Pat Follis (1933-2020)
Here is my mom in the flower shop she owned for a few years when I was boy. The summer I was 8, mom was 29. That’s about when this picture was taken.
Mom was 5-foot 8-inches, and this is how I remember her when I was boy. In 1960, Dad and mom built a new ranch-style house in Hoxie, Kansas (far Northwestern Kansas, close to both the Colorado and Nebraska borders). The house had a single-car garage on the north side. But there never was a car in that garage. Not that I ever remember anyway. That’s because the garage got transformed into a flower shop not long after we moved into our new home. It included a working bench that you see here in the picture, and a big walk-in cooler for the flowers that you can’t see.
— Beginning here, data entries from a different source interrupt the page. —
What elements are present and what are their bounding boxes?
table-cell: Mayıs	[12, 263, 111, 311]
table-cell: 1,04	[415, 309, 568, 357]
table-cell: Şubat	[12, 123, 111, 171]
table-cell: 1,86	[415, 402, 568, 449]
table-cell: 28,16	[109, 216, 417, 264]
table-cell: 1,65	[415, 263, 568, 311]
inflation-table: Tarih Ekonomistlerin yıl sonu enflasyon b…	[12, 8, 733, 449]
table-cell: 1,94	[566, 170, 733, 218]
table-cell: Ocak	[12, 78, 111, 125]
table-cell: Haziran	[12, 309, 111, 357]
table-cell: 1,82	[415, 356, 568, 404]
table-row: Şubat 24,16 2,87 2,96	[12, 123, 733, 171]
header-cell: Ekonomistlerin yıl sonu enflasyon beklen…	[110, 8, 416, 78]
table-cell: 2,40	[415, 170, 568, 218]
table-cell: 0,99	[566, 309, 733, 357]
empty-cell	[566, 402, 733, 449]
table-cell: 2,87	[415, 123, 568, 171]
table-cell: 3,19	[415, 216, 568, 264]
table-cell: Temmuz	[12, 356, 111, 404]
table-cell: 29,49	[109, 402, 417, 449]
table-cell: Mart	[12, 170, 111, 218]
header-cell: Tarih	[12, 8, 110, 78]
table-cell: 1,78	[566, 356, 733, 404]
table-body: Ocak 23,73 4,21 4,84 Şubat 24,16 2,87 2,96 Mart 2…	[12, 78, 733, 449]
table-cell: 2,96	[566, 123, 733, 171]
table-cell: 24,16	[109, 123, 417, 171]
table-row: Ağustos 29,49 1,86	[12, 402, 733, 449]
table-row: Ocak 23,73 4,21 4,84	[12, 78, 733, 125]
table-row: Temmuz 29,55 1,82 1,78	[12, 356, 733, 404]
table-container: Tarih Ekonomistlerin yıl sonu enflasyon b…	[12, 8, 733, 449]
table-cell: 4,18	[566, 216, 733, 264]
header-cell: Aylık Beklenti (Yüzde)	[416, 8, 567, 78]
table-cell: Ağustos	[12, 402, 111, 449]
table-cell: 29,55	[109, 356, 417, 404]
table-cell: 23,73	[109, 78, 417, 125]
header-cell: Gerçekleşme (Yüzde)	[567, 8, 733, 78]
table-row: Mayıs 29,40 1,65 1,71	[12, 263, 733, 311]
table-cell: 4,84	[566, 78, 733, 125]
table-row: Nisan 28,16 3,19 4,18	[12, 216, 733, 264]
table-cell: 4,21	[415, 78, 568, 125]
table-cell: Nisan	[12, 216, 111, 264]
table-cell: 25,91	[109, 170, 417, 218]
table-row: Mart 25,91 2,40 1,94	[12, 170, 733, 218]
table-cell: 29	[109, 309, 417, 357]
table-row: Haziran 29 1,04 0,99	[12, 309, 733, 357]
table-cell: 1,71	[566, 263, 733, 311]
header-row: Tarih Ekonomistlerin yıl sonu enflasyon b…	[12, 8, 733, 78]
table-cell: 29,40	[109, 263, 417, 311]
The house rule was that when mom was working kids stayed out of the flower shop. Customers came and went, and mom didn’t need 4 little kids underfoot. My grandpa and grandma had moved into town from the farm by then, and grandma was at our home a lot trying to corral we kiddos, while mom worked.
On the rare occasion when we did enter the flower shop from the house, we had to use our very best manners. Mostly, though, it was off limits, since it was mom’s place of business.
But one evening my dad and I went into the flower shop. Just the two of us. Man to man. No, I had not misbehaved, but I had developed a boil just above my left knee that had grown so large I could hardly walk. I was miserable, hobbling along, barely able to walk. Well, finally that bad ole boil developed a head. That evening my dad got the honor of doing business with that boil while I sat on a chair in mom’s flower shop.
I told dad he couldn’t touch my leg, even though I was miserable and badly needed some relief. Well, dad had a plan. He told me to put my hands on each side of my left leg, one on each side of the boil. Apply some pressure with your hands, he said. A tiny bit of pus oozed out. But then dad placed his hands on top of mine. Suddenly, before I knew it a geyser shot 6 inches in the air. Once the pressure was released, I told dad to get more of that poison out of my leg, and we went after it.
I healed up just fine, but that bad boy left a scar above my left knee that I have to this day. And I’m still showing it off. 🙂

After dad and I had done all the doctoring we could, we stepped up the two stairs that led from the flower shop into the house. “You did it,” he said. “See, good things can happen in mom’s flower shop.”